Home Kennis Hof van Justitie acht personenfuik van artikel 6:13 Awb voor milieuorganisaties in strijd met het Verdrag van Aarhus

Hof van Justitie acht personenfuik van artikel 6:13 Awb voor milieuorganisaties in strijd met het Verdrag van Aarhus

6 april 2021
Marleen Botman
Op 14 januari jl. heeft het Hof van Justitie geoordeeld dat de personenfuik van artikel 6:13 Awb in strijd is met het Verdrag van Aarhus. Aan belanghebbenden die deel uitmaken van ‘het betrokken publiek’ in de zin van dat Verdrag, kan als gevolg van deze uitspraak in milieuzaken in beroep niet meer op grond van artikel 6:13 Awb worden tegengeworpen dat zij in de bestuurlijke fase geen zienswijze hebben ingediend.

De relevante feiten

Deze zaak betreft het door milieuorganisatie Varkens in Nood ingestelde beroep tegen een vergunning voor de bouw van een varkensstal, verleend door de gemeente Echt-Susteren. Op grond van artikel 6:13 Awb is het beroep niet-ontvankelijk, nu Varkens in Nood eerder geen zienswijze  heeft ingediend. Artikel 6:13 Awb bepaalt immers dat geen beroep bij de bestuursrechter kan worden ingesteld door belanghebbenden aan wie redelijkerwijs kan worden verweten dat zij geen zienswijzen naar voren hebben gebracht (de zogenoemde personenfuik). Volgens Varkens in Nood is dat in strijd met het Verdrag van Aarhus, dat bepaalt dat ‘leden van het betrokken publiek’ toegang tot de rechter dienen te hebben bij milieuzaken. In deze procedure vraagt de rechtbank Limburg het Hof van Justitie om uitleg.

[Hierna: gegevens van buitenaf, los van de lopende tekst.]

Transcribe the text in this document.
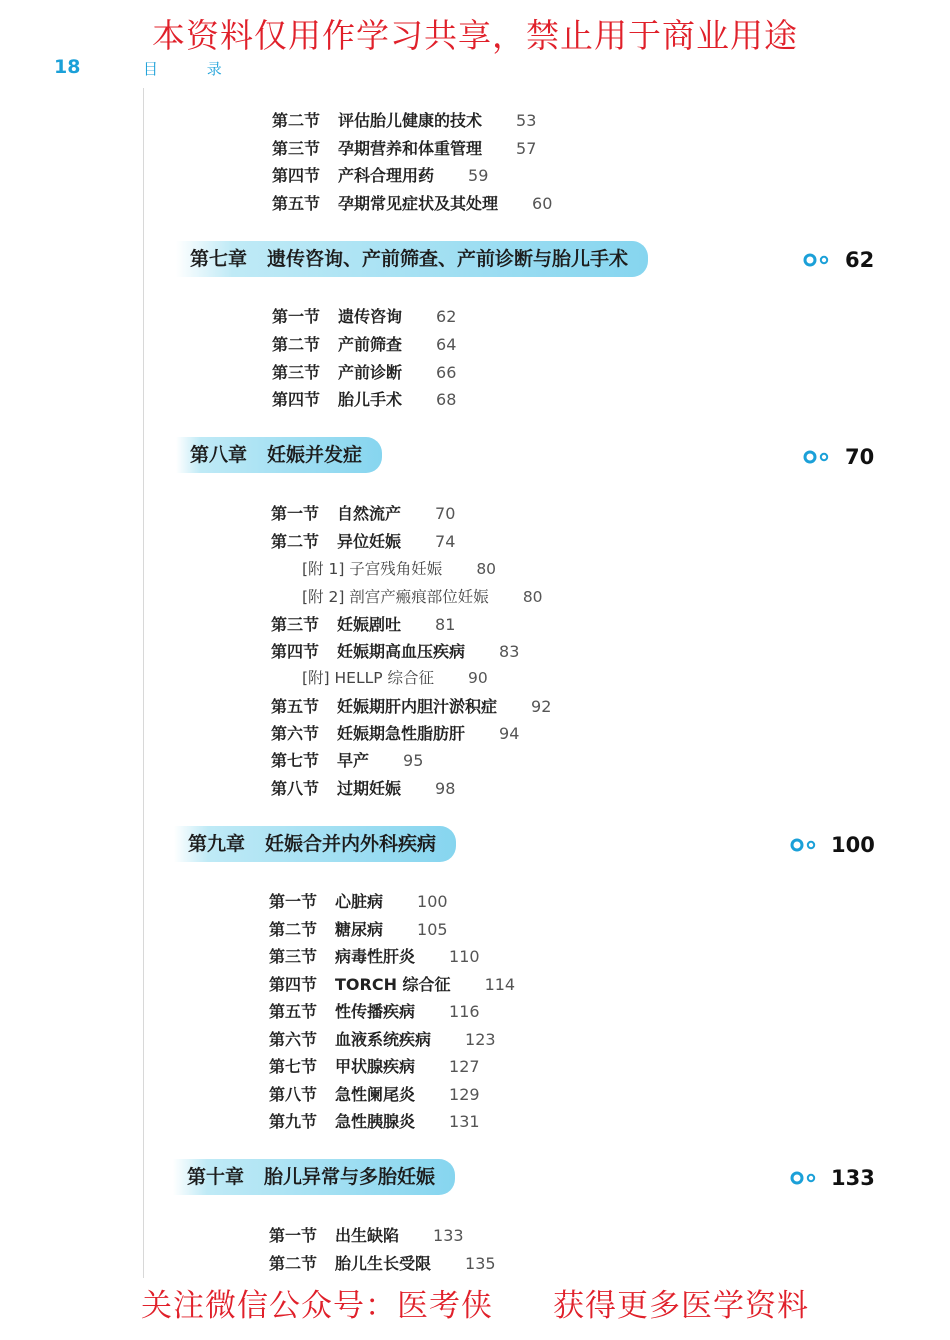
本资料仅用作学习共享，禁止用于商业用途
18	目 录
第二节 评估胎儿健康的技术 53
第三节 孕期营养和体重管理 57
第四节 产科合理用药 59
第五节 孕期常见症状及其处理 60
第七章 遗传咨询、产前筛查、产前诊断与胎儿手术	62
第一节 遗传咨询 62
第二节 产前筛查 64
第三节 产前诊断 66
第四节 胎儿手术 68
第八章 妊娠并发症	70
第一节 自然流产 70
第二节 异位妊娠 74
[附 1] 子宫残角妊娠 80
[附 2] 剖宫产瘢痕部位妊娠 80
第三节 妊娠剧吐 81
第四节 妊娠期高血压疾病 83
[附] HELLP 综合征 90
第五节 妊娠期肝内胆汁淤积症 92
第六节 妊娠期急性脂肪肝 94
第七节 早产 95
第八节 过期妊娠 98
第九章 妊娠合并内外科疾病	100
第一节 心脏病 100
第二节 糖尿病 105
第三节 病毒性肝炎 110
第四节 TORCH 综合征 114
第五节 性传播疾病 116
第六节 血液系统疾病 123
第七节 甲状腺疾病 127
第八节 急性阑尾炎 129
第九节 急性胰腺炎 131
第十章 胎儿异常与多胎妊娠	133
第一节 出生缺陷 133
第二节 胎儿生长受限 135
关注微信公众号：医考侠 获得更多医学资料
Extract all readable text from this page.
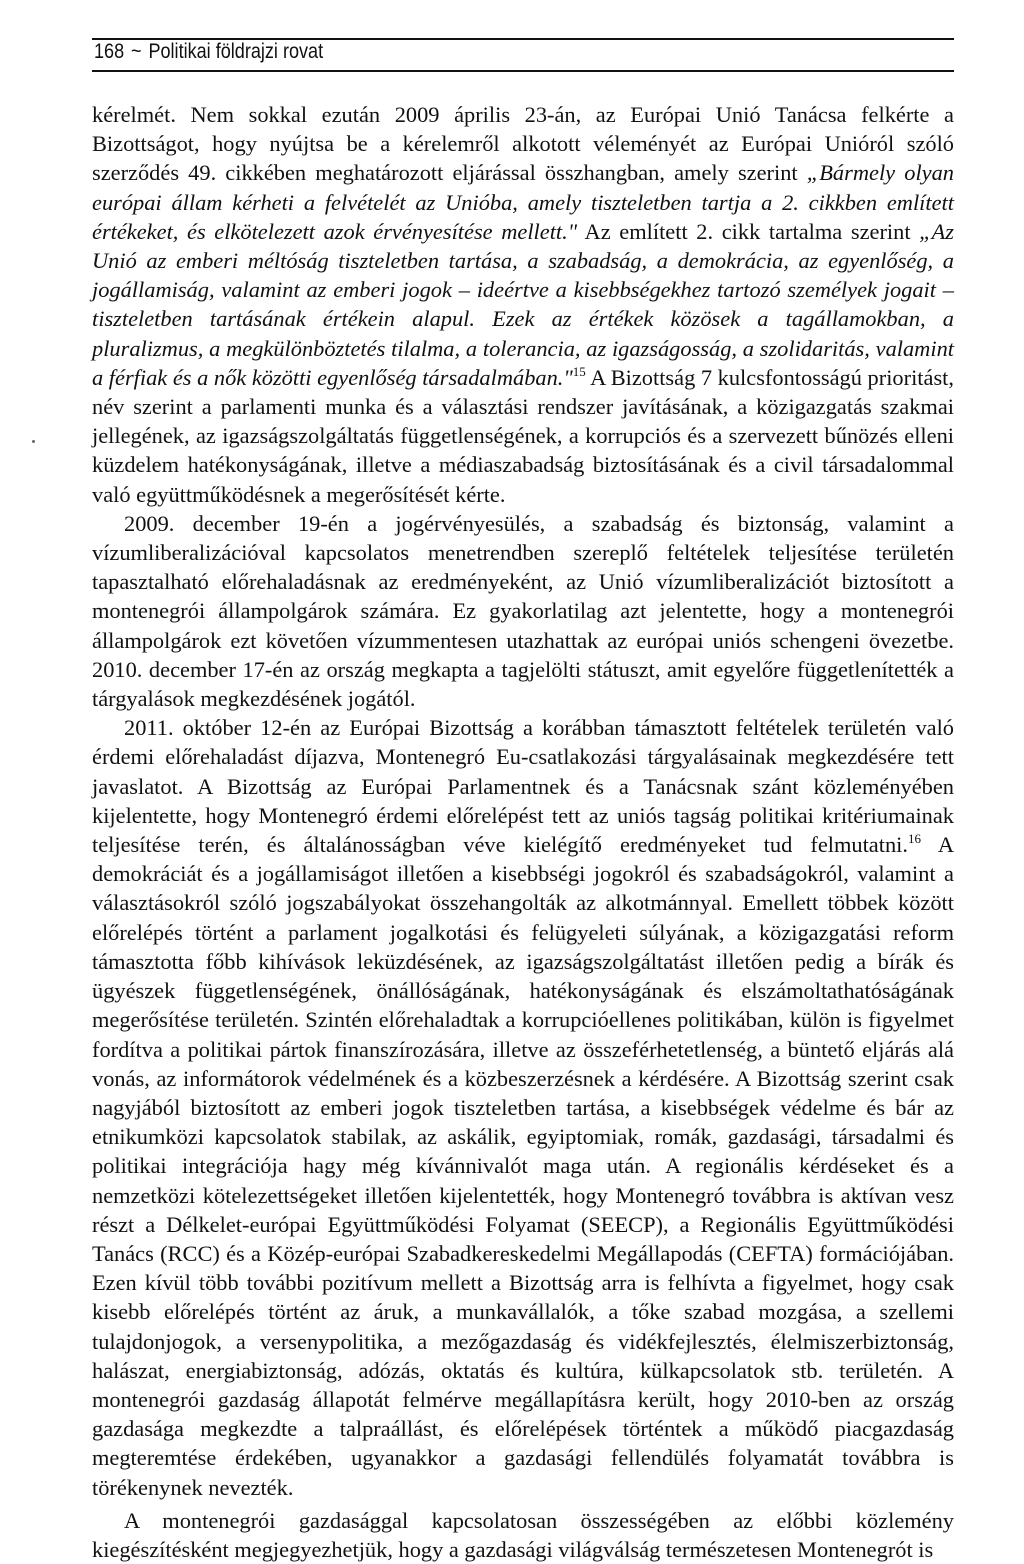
168 ~ Politikai földrajzi rovat

kérelmét. Nem sokkal ezután 2009 április 23-án, az Európai Unió Tanácsa felkérte a Bizottságot, hogy nyújtsa be a kérelemről alkotott véleményét az Európai Unióról szóló szerződés 49. cikkében meghatározott eljárással összhangban, amely szerint „Bármely olyan európai állam kérheti a felvételét az Unióba, amely tiszteletben tartja a 2. cikkben említett értékeket, és elkötelezett azok érvényesítése mellett." Az említett 2. cikk tartalma szerint „Az Unió az emberi méltóság tiszteletben tartása, a szabadság, a demokrácia, az egyenlőség, a jogállamiság, valamint az emberi jogok – ideértve a kisebbségekhez tartozó személyek jogait – tiszteletben tartásának értékein alapul. Ezek az értékek közösek a tagállamokban, a pluralizmus, a megkülönböztetés tilalma, a tolerancia, az igazságosság, a szolidaritás, valamint a férfiak és a nők közötti egyenlőség társadalmában."$^{15}$ A Bizottság 7 kulcsfontosságú prioritást, név szerint a parlamenti munka és a választási rendszer javításának, a közigazgatás szakmai jellegének, az igazságszolgáltatás függetlenségének, a korrupciós és a szervezett bűnözés elleni küzdelem hatékonyságának, illetve a médiaszabadság biztosításának és a civil társadalommal való együttműködésnek a megerősítését kérte.

2009. december 19-én a jogérvényesülés, a szabadság és biztonság, valamint a vízumliberalizációval kapcsolatos menetrendben szereplő feltételek teljesítése területén tapasztalható előrehaladásnak az eredményeként, az Unió vízumliberalizációt biztosított a montenegrói állampolgárok számára. Ez gyakorlatilag azt jelentette, hogy a montenegrói állampolgárok ezt követően vízummentesen utazhattak az európai uniós schengeni övezetbe. 2010. december 17-én az ország megkapta a tagjelölti státuszt, amit egyelőre függetlenítették a tárgyalások megkezdésének jogától.

2011. október 12-én az Európai Bizottság a korábban támasztott feltételek területén való érdemi előrehaladást díjazva, Montenegró Eu-csatlakozási tárgyalásainak megkezdésére tett javaslatot. A Bizottság az Európai Parlamentnek és a Tanácsnak szánt közleményében kijelentette, hogy Montenegró érdemi előrelépést tett az uniós tagság politikai kritériumainak teljesítése terén, és általánosságban véve kielégítő eredményeket tud felmutatni.$^{16}$ A demokráciát és a jogállamiságot illetően a kisebbségi jogokról és szabadságokról, valamint a választásokról szóló jogszabályokat összehangolták az alkotmánnyal. Emellett többek között előrelépés történt a parlament jogalkotási és felügyeleti súlyának, a közigazgatási reform támasztotta főbb kihívások leküzdésének, az igazságszolgáltatást illetően pedig a bírák és ügyészek függetlenségének, önállóságának, hatékonyságának és elszámoltathatóságának megerősítése területén. Szintén előrehaladtak a korrupcióellenes politikában, külön is figyelmet fordítva a politikai pártok finanszírozására, illetve az összeférhetetlenség, a büntető eljárás alá vonás, az informátorok védelmének és a közbeszerzésnek a kérdésére. A Bizottság szerint csak nagyjából biztosított az emberi jogok tiszteletben tartása, a kisebbségek védelme és bár az etnikumközi kapcsolatok stabilak, az askálik, egyiptomiak, romák, gazdasági, társadalmi és politikai integrációja hagy még kívánnivalót maga után. A regionális kérdéseket és a nemzetközi kötelezettségeket illetően kijelentették, hogy Montenegró továbbra is aktívan vesz részt a Délkelet-európai Együttműködési Folyamat (SEECP), a Regionális Együttműködési Tanács (RCC) és a Közép-európai Szabadkereskedelmi Megállapodás (CEFTA) formációjában. Ezen kívül több további pozitívum mellett a Bizottság arra is felhívta a figyelmet, hogy csak kisebb előrelépés történt az áruk, a munkavállalók, a tőke szabad mozgása, a szellemi tulajdonjogok, a versenypolitika, a mezőgazdaság és vidékfejlesztés, élelmiszerbiztonság, halászat, energiabiztonság, adózás, oktatás és kultúra, külkapcsolatok stb. területén. A montenegrói gazdaság állapotát felmérve megállapításra került, hogy 2010-ben az ország gazdasága megkezdte a talpraállást, és előrelépések történtek a működő piacgazdaság megteremtése érdekében, ugyanakkor a gazdasági fellendülés folyamatát továbbra is törékenynek nevezték.

A montenegrói gazdasággal kapcsolatosan összességében az előbbi közlemény kiegészítésként megjegyezhetjük, hogy a gazdasági világválság természetesen Montenegrót is
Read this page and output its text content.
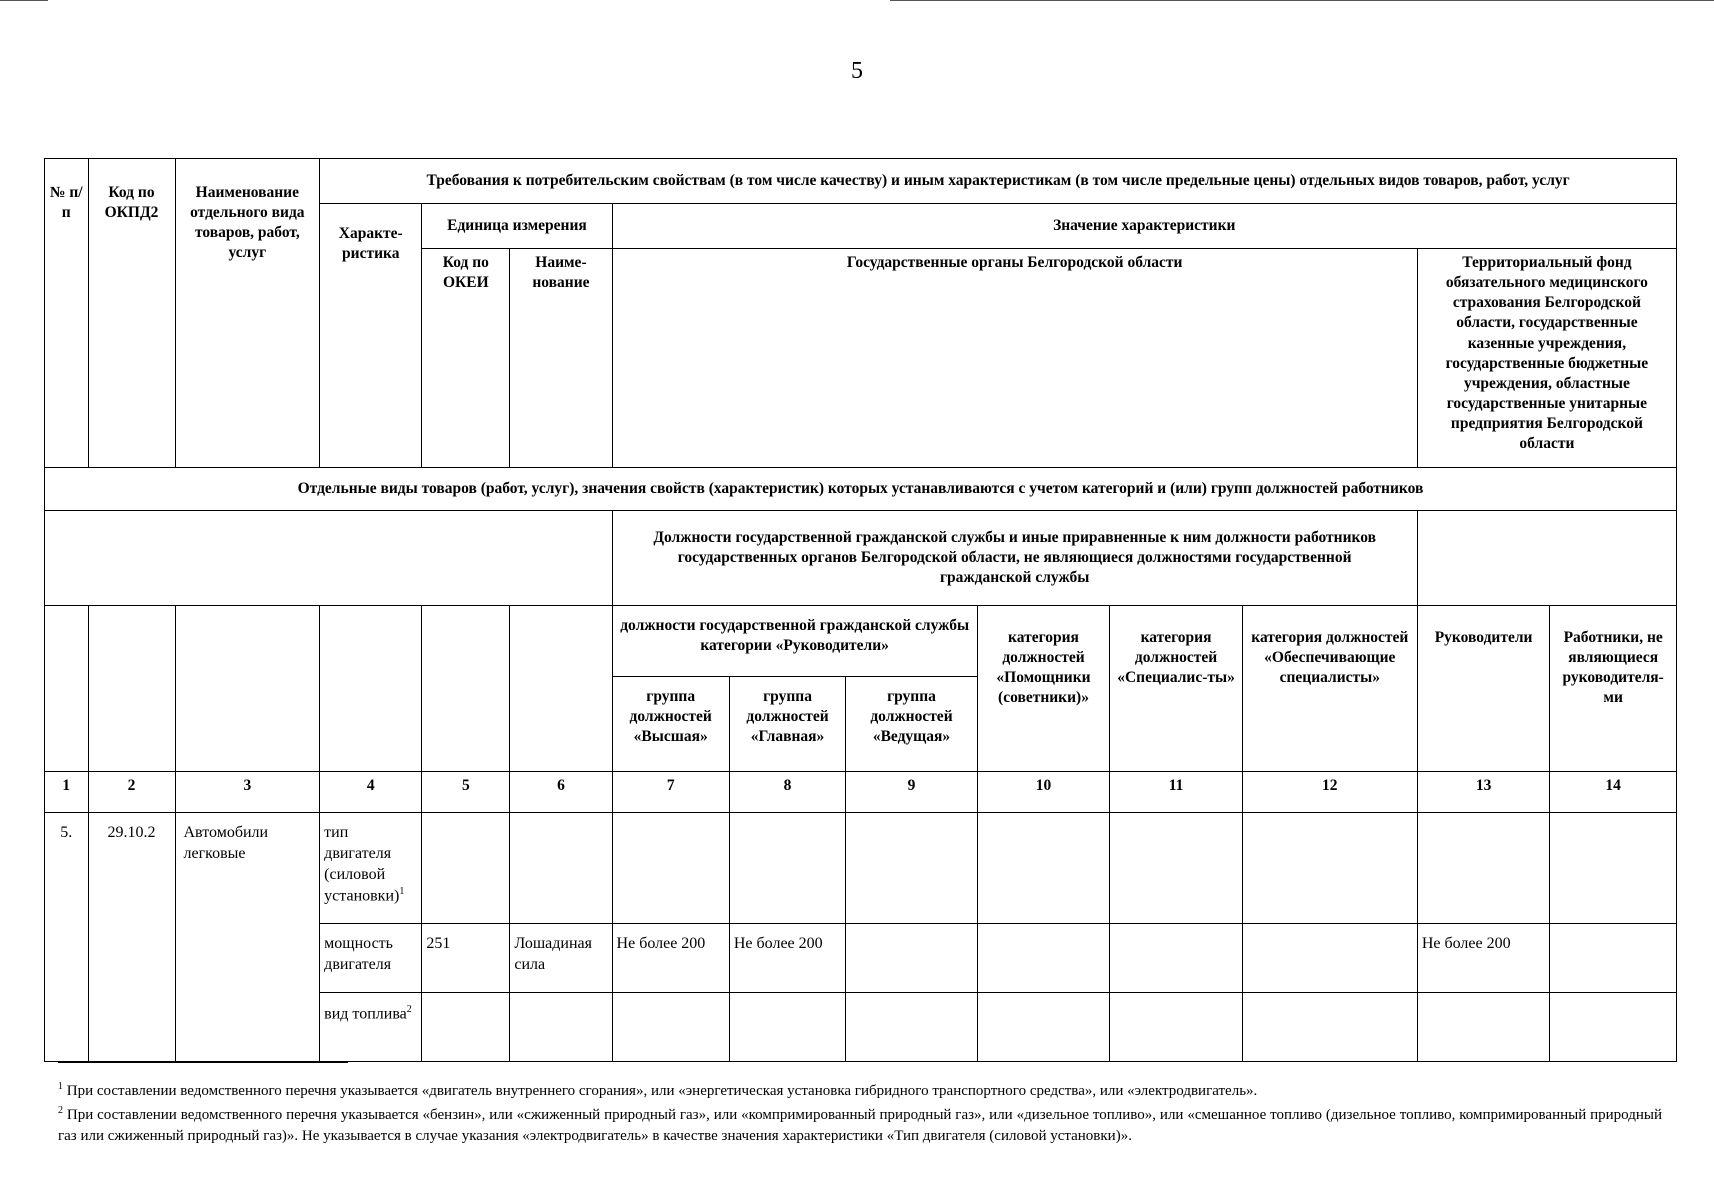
5
№ п/п	Код по ОКПД2	Наименование отдельного вида товаров, работ, услуг	Требования к потребительским свойствам (в том числе качеству) и иным характеристикам (в том числе предельные цены) отдельных видов товаров, работ, услуг										
			Характе-ристика	Единица измерения		Значение характеристики							
				Код по ОКЕИ	Наиме-нование	Государственные органы Белгородской области						Территориальный фонд обязательного медицинского страхования Белгородской области, государственные казенные учреждения, государственные бюджетные учреждения, областные государственные унитарные предприятия Белгородской области	
Отдельные виды товаров (работ, услуг), значения свойств (характеристик) которых устанавливаются с учетом категорий и (или) групп должностей работников													

						Должности государственной гражданской службы и иные приравненные к ним должности работников государственных органов Белгородской области, не являющиеся должностями государственной гражданской службы							

						должности государственной гражданской службы категории «Руководители»			категория должностей «Помощники (советники)»	категория должностей «Специалис-ты»	категория должностей «Обеспечивающие специалисты»	Руководители	Работники, не являющиеся руководителя-ми
						группа должностей «Высшая»	группа должностей «Главная»	группа должностей «Ведущая»					
1	2	3	4	5	6	7	8	9	10	11	12	13	14
5.	29.10.2	Автомобили легковые	тип двигателя (силовой установки)$^1$										
			мощность двигателя	251	Лошадиная сила	Не более 200	Не более 200					Не более 200	
			вид топлива$^2$										

$^1$ При составлении ведомственного перечня указывается «двигатель внутреннего сгорания», или «энергетическая установка гибридного транспортного средства», или «электродвигатель».

$^2$ При составлении ведомственного перечня указывается «бензин», или «сжиженный природный газ», или «компримированный природный газ», или «дизельное топливо», или «смешанное топливо (дизельное топливо, компримированный природный газ или сжиженный природный газ)». Не указывается в случае указания «электродвигатель» в качестве значения характеристики «Тип двигателя (силовой установки)».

Het oordeel van het Hof van Justitie

Het Hof stelt voorop dat artikel 9, lid 2 van het Verdrag van Aarhus tot doel heeft om de toegang tot de rechter ten aanzien van ‘het betrokken publiek’ te waarborgen. Dat wil zeggen: aan het publiek dat (waarschijnlijk) gevolgen ondervindt van, of belanghebbende is bij, milieubesluitvorming. Het Hof benadrukt dat ook milieuorganisaties binnen dit begrip kunnen vallen.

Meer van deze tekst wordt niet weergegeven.